Peter Lax Biography by Reuben Hersh – Book Signing April 23 at 4 pmApril 12, 2015
Professor emeritus Peter Lax (PhD ’49) is the subject of a new biography written by Reuben Hersh (PhD ’60) and published by the American Mathematical Society. Peter Lax, Mathematician: An Illustrated Memoir, which appeared in early 2015, covers the Abel Prize winning mathematician’s life from his early life in pre-World War II Hungary to the present. In an engaging volume of text and pictures, Hersh devotes chapters to Lax’s youth in Budapest, his involvement in the atomic bomb project, students and colleagues in the Courant Institute, the momentous late-1960’s, and descriptions of Lax’s mathematical achievements. An ample section of Appendices includes a profile of Lax’s late wife, the mathematician Anneli Cahn Lax, Lax’s own writings on John Von Neumann and Richard Courant, and writings about and by Lax’s late son John. Lax’s C.V., bibliography, a list of academic “offspring” and numerous photographs of family and colleagues complete the picture. Peter Duren (U. Mich) called the book “…well researched and full of interesting facts, yet light-hearted and lively” and Courant’s own Gérard Ben Arous commented “This book brings out both the personal and professional aspects of Peter's work in a captivating manner. It is a great read for people who know Peter as well as for those who do not."
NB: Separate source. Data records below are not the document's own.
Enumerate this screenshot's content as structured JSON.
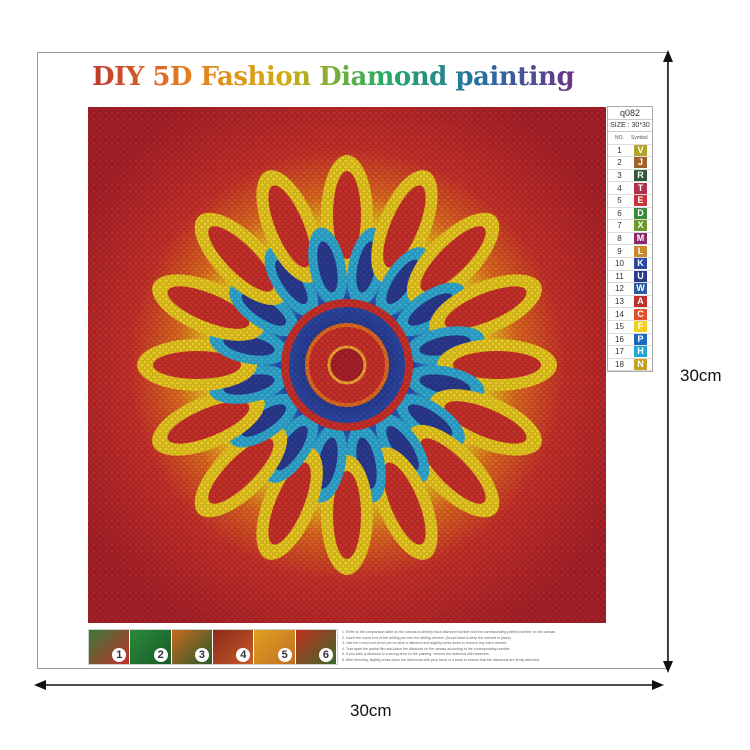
{
  "title": "DIY 5D Fashion Diamond painting",
  "legend": {
    "code": "q082",
    "size": "SIZE : 30*30",
    "col_no": "NO.",
    "col_symbol": "Symbol",
    "rows": [
      {
        "no": "1",
        "symbol": "V",
        "color": "#b5a22a"
      },
      {
        "no": "2",
        "symbol": "J",
        "color": "#a0602a"
      },
      {
        "no": "3",
        "symbol": "R",
        "color": "#2f5a3a"
      },
      {
        "no": "4",
        "symbol": "T",
        "color": "#b0304a"
      },
      {
        "no": "5",
        "symbol": "E",
        "color": "#c8323a"
      },
      {
        "no": "6",
        "symbol": "D",
        "color": "#3a8a3a"
      },
      {
        "no": "7",
        "symbol": "X",
        "color": "#6a9a2a"
      },
      {
        "no": "8",
        "symbol": "M",
        "color": "#8a2a6a"
      },
      {
        "no": "9",
        "symbol": "L",
        "color": "#c88a2a"
      },
      {
        "no": "10",
        "symbol": "K",
        "color": "#2a4aa0"
      },
      {
        "no": "11",
        "symbol": "U",
        "color": "#2a3a8a"
      },
      {
        "no": "12",
        "symbol": "W",
        "color": "#2a5aa0"
      },
      {
        "no": "13",
        "symbol": "A",
        "color": "#c0302a"
      },
      {
        "no": "14",
        "symbol": "C",
        "color": "#e0502a"
      },
      {
        "no": "15",
        "symbol": "F",
        "color": "#f0d020"
      },
      {
        "no": "16",
        "symbol": "P",
        "color": "#1a6ac0"
      },
      {
        "no": "17",
        "symbol": "H",
        "color": "#20a8d0"
      },
      {
        "no": "18",
        "symbol": "N",
        "color": "#c8a020"
      }
    ]
  },
  "steps": [
    "1",
    "2",
    "3",
    "4",
    "5",
    "6"
  ],
  "instructions": [
    "1. Refer to the comparison table on the canvas to identify each diamond number and the corresponding printed number on the canvas.",
    "2. Insert the round end of the drilling pen into the drilling cement. (Avoid hand to keep the cement in place)",
    "3. Use the round end of the pen to stick a diamond and slightly press down to remove any extra cement.",
    "4. Tear apart the partial film and place the diamond on the canvas according to the corresponding number.",
    "5. If you stick a diamond to a wrong area on the painting, remove the diamond with tweezers.",
    "6. After finishing, slightly press down the diamonds with your hand or a book to ensure that the diamonds are firmly attached."
  ],
  "dimensions": {
    "height": "30cm",
    "width": "30cm"
  }
}
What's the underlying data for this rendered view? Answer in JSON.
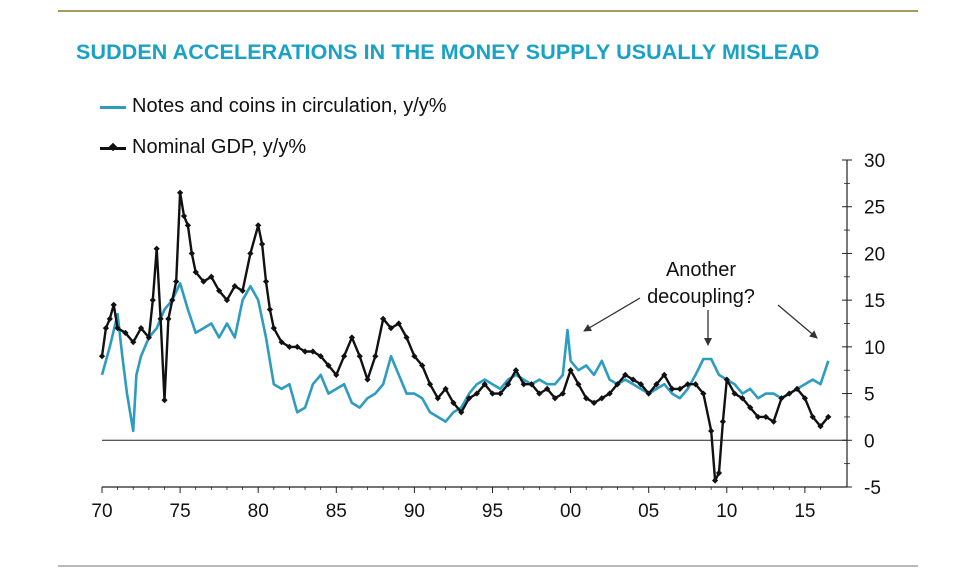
{
  "chart_data": {
    "type": "line",
    "title": "SUDDEN ACCELERATIONS IN THE MONEY SUPPLY USUALLY MISLEAD",
    "xlabel": "",
    "ylabel": "",
    "xlim": [
      1970,
      2016.8
    ],
    "ylim": [
      -5,
      30
    ],
    "x_ticks": [
      1970,
      1975,
      1980,
      1985,
      1990,
      1995,
      2000,
      2005,
      2010,
      2015
    ],
    "x_tick_labels": [
      "70",
      "75",
      "80",
      "85",
      "90",
      "95",
      "00",
      "05",
      "10",
      "15"
    ],
    "y_ticks": [
      -5,
      0,
      5,
      10,
      15,
      20,
      25,
      30
    ],
    "y_tick_labels": [
      "-5",
      "0",
      "5",
      "10",
      "15",
      "20",
      "25",
      "30"
    ],
    "y_axis_side": "right",
    "grid": false,
    "legend_position": "top-left",
    "annotation": [
      "Another",
      "decoupling?"
    ],
    "colors": {
      "notes": "#2d9cc0",
      "gdp": "#111111",
      "title": "#1aa1c6"
    },
    "series": [
      {
        "name": "Notes and coins in circulation, y/y%",
        "style": "line",
        "x": [
          1970,
          1970.5,
          1971,
          1971.3,
          1971.6,
          1972,
          1972.2,
          1972.5,
          1973,
          1973.5,
          1974,
          1974.5,
          1975,
          1975.5,
          1976,
          1976.5,
          1977,
          1977.5,
          1978,
          1978.5,
          1979,
          1979.5,
          1980,
          1980.5,
          1981,
          1981.5,
          1982,
          1982.5,
          1983,
          1983.5,
          1984,
          1984.5,
          1985,
          1985.5,
          1986,
          1986.5,
          1987,
          1987.5,
          1988,
          1988.5,
          1989,
          1989.5,
          1990,
          1990.5,
          1991,
          1991.5,
          1992,
          1992.5,
          1993,
          1993.5,
          1994,
          1994.5,
          1995,
          1995.5,
          1996,
          1996.5,
          1997,
          1997.5,
          1998,
          1998.5,
          1999,
          1999.5,
          1999.8,
          2000,
          2000.5,
          2001,
          2001.5,
          2002,
          2002.5,
          2003,
          2003.5,
          2004,
          2004.5,
          2005,
          2005.5,
          2006,
          2006.5,
          2007,
          2007.5,
          2008,
          2008.5,
          2009,
          2009.5,
          2010,
          2010.5,
          2011,
          2011.5,
          2012,
          2012.5,
          2013,
          2013.5,
          2014,
          2014.5,
          2015,
          2015.5,
          2016,
          2016.5
        ],
        "y": [
          7,
          10,
          13.5,
          9,
          5,
          1,
          7,
          9,
          11,
          12,
          14,
          15,
          16.8,
          14,
          11.5,
          12,
          12.5,
          11,
          12.5,
          11,
          15,
          16.5,
          15,
          11,
          6,
          5.5,
          6,
          3,
          3.5,
          6,
          7,
          5,
          5.5,
          6,
          4,
          3.5,
          4.5,
          5,
          6,
          9,
          7,
          5,
          5,
          4.5,
          3,
          2.5,
          2,
          3,
          3.5,
          5,
          6,
          6.5,
          6,
          5.5,
          6.5,
          7,
          6.5,
          6,
          6.5,
          6,
          6,
          7,
          11.8,
          8.5,
          7.5,
          8,
          7,
          8.5,
          6.5,
          6,
          6.5,
          6,
          5.5,
          5,
          5.5,
          6,
          5,
          4.5,
          5.5,
          7,
          8.7,
          8.7,
          7,
          6.5,
          6,
          5,
          5.5,
          4.5,
          5,
          5,
          4.5,
          5,
          5.5,
          6,
          6.5,
          6,
          8.5
        ]
      },
      {
        "name": "Nominal GDP, y/y%",
        "style": "line-with-markers",
        "x": [
          1970,
          1970.25,
          1970.5,
          1970.75,
          1971,
          1971.5,
          1972,
          1972.5,
          1973,
          1973.25,
          1973.5,
          1973.75,
          1974,
          1974.25,
          1974.5,
          1974.75,
          1975,
          1975.25,
          1975.5,
          1975.75,
          1976,
          1976.5,
          1977,
          1977.5,
          1978,
          1978.5,
          1979,
          1979.5,
          1980,
          1980.25,
          1980.5,
          1980.75,
          1981,
          1981.5,
          1982,
          1982.5,
          1983,
          1983.5,
          1984,
          1984.5,
          1985,
          1985.5,
          1986,
          1986.5,
          1987,
          1987.5,
          1988,
          1988.5,
          1989,
          1989.5,
          1990,
          1990.5,
          1991,
          1991.5,
          1992,
          1992.5,
          1993,
          1993.5,
          1994,
          1994.5,
          1995,
          1995.5,
          1996,
          1996.5,
          1997,
          1997.5,
          1998,
          1998.5,
          1999,
          1999.5,
          2000,
          2000.5,
          2001,
          2001.5,
          2002,
          2002.5,
          2003,
          2003.5,
          2004,
          2004.5,
          2005,
          2005.5,
          2006,
          2006.5,
          2007,
          2007.5,
          2008,
          2008.5,
          2009,
          2009.25,
          2009.5,
          2009.75,
          2010,
          2010.5,
          2011,
          2011.5,
          2012,
          2012.5,
          2013,
          2013.5,
          2014,
          2014.5,
          2015,
          2015.5,
          2016,
          2016.5
        ],
        "y": [
          9,
          12,
          13,
          14.5,
          12,
          11.5,
          10.5,
          12,
          11,
          15,
          20.5,
          13,
          4.3,
          13,
          15,
          17,
          26.5,
          24,
          23,
          20,
          18,
          17,
          17.5,
          16,
          15,
          16.5,
          16,
          20,
          23,
          21,
          17,
          14,
          12,
          10.5,
          10,
          10,
          9.5,
          9.5,
          9,
          8,
          7,
          9,
          11,
          9,
          6.5,
          9,
          13,
          12,
          12.5,
          11,
          9,
          8,
          6,
          4.5,
          5.5,
          4,
          3,
          4.5,
          5,
          6,
          5,
          5,
          6,
          7.5,
          6,
          6,
          5,
          5.5,
          4.5,
          5,
          7.5,
          6,
          4.5,
          4,
          4.5,
          5,
          6,
          7,
          6.5,
          6,
          5,
          6,
          7,
          5.5,
          5.5,
          6,
          6,
          5,
          1,
          -4.3,
          -3.5,
          2,
          6.5,
          5,
          4.5,
          3.5,
          2.5,
          2.5,
          2,
          4.5,
          5,
          5.5,
          4.5,
          2.5,
          1.5,
          2.5
        ]
      }
    ]
  }
}
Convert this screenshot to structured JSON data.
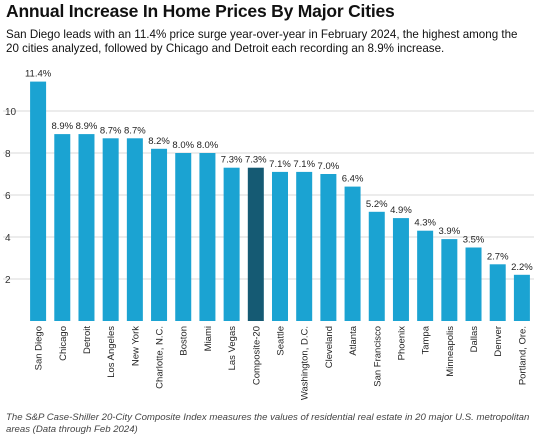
{
  "title": "Annual Increase In Home Prices By Major Cities",
  "subtitle": "San Diego leads with an 11.4% price surge year-over-year in February 2024, the highest among the 20 cities analyzed, followed by Chicago and Detroit each recording an 8.9% increase.",
  "footer": "The S&P Case-Shiller 20-City Composite Index measures the values of residential real estate in 20 major U.S. metropolitan areas (Data through Feb 2024)",
  "colors": {
    "bar": "#1ba3d2",
    "highlight": "#155a73",
    "grid": "#d9d9d9",
    "text": "#222222"
  },
  "chart_data": {
    "type": "bar",
    "categories": [
      "San Diego",
      "Chicago",
      "Detroit",
      "Los Angeles",
      "New York",
      "Charlotte, N.C.",
      "Boston",
      "Miami",
      "Las Vegas",
      "Composite-20",
      "Seattle",
      "Washington, D.C.",
      "Cleveland",
      "Atlanta",
      "San Francisco",
      "Phoenix",
      "Tampa",
      "Minneapolis",
      "Dallas",
      "Denver",
      "Portland, Ore."
    ],
    "values": [
      11.4,
      8.9,
      8.9,
      8.7,
      8.7,
      8.2,
      8.0,
      8.0,
      7.3,
      7.3,
      7.1,
      7.1,
      7.0,
      6.4,
      5.2,
      4.9,
      4.3,
      3.9,
      3.5,
      2.7,
      2.2
    ],
    "data_labels": [
      "11.4%",
      "8.9%",
      "8.9%",
      "8.7%",
      "8.7%",
      "8.2%",
      "8.0%",
      "8.0%",
      "7.3%",
      "7.3%",
      "7.1%",
      "7.1%",
      "7.0%",
      "6.4%",
      "5.2%",
      "4.9%",
      "4.3%",
      "3.9%",
      "3.5%",
      "2.7%",
      "2.2%"
    ],
    "highlight": "Composite-20",
    "yticks": [
      2,
      4,
      6,
      8,
      10
    ],
    "ylim": [
      0,
      12
    ],
    "grid": true
  }
}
Reuben Hersh has written and co-written numerous popularly-received books on mathematics for general and specialist audiences, including his and Philip Davis’ National Book Award-winning The Mathematical Experience. He is professor of mathematics, emeritus at the University of New Mexico.
Professors Lax and Hersh will be in the Warren Weaver Hall 13th Floor Lounge for a book signing on Thursday, April 23 at 4 pm.